I commented to M that I felt badly for Farrah Fawcett's family and how MJ's passing has totally overshadowed it. He wisely pointed out that maybe this is a relief to them and they'll be able to mourn in private. He's so right and I hope that is how they feel.
M was shocked to learn that FF was in the original Charlie's Angels - or that there was an older version of Charlie's Angels. I had to explain the popular poster and how every boy, including his dad, had that poster in their rooms. I told him how I worked tirelessly each morning to unnaturally make my hair flip back like hers. This was quite an accomplishment for a 1/2 Asian girl with stick straight hair.

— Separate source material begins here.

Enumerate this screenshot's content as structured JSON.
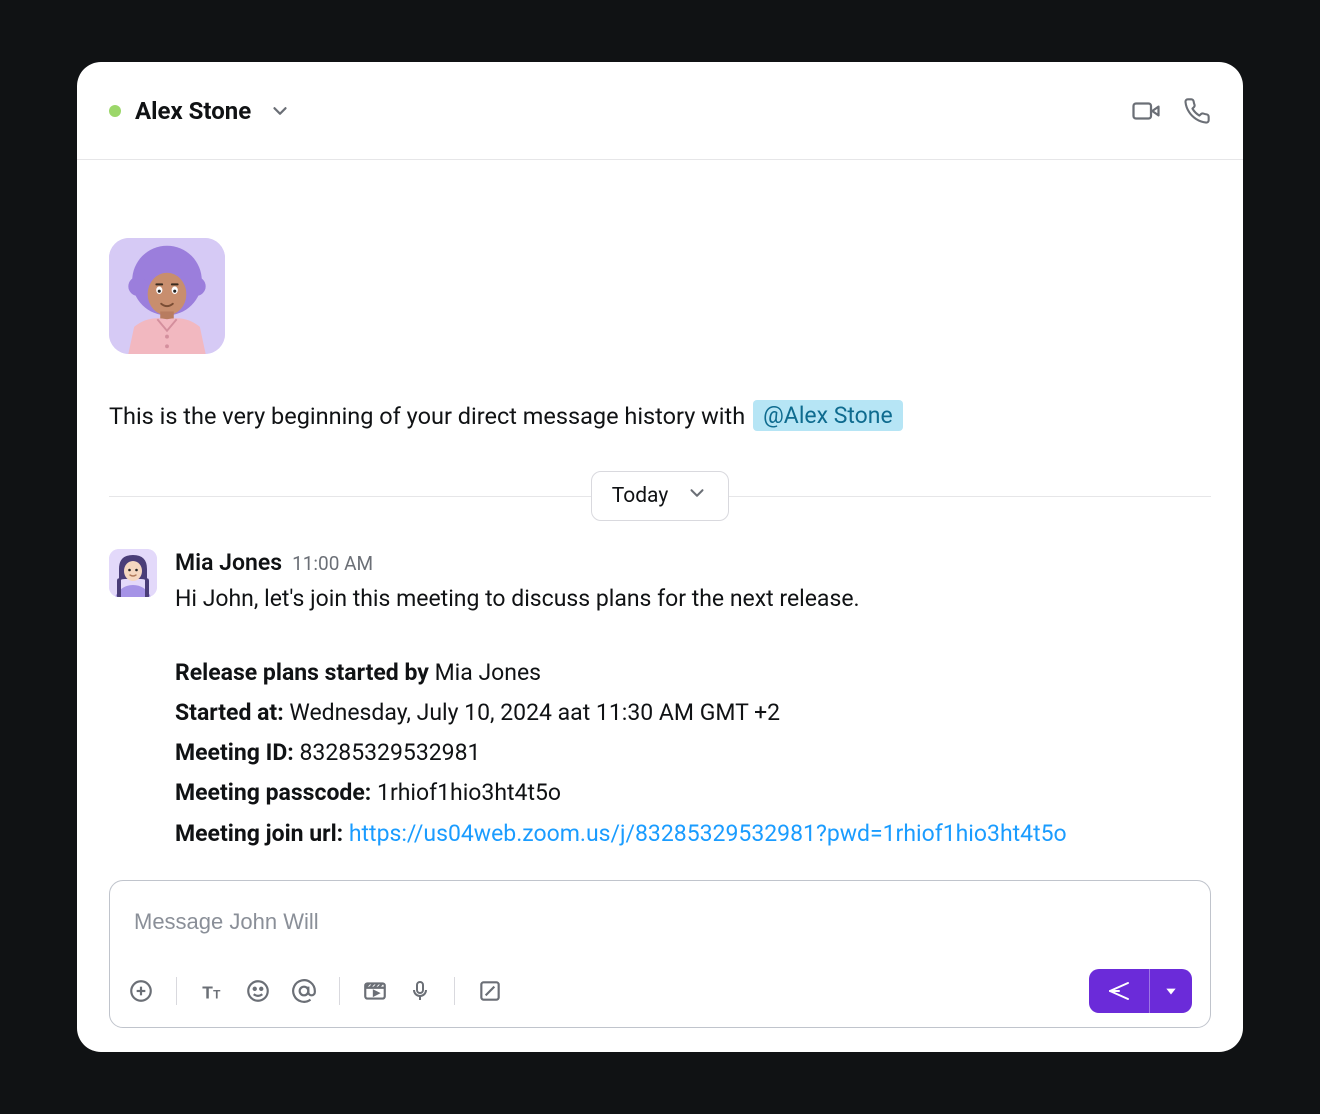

While Ed McMahon was more my father's generation, I grew up with his hearty laugh in the background as I was in bed. Johnny Carson and Ed were on TV every night in my home. They almost seemed like grandfathers to me. There hasn't been much talk about him to my boys because they don't even know about late night talk shows. But, I'm sure that my father and I will reminisce about EM the next time we chat.
It's a big bummer to see 3 icons go. But, this is life. And now I feel like after all these years, maybe I should buy the Thriller album...for my kids.
*BTW, I was a grade schooler sitting on my front porch with my friends when I got word Elvis died. I accused my friend of lying to me. Where were you?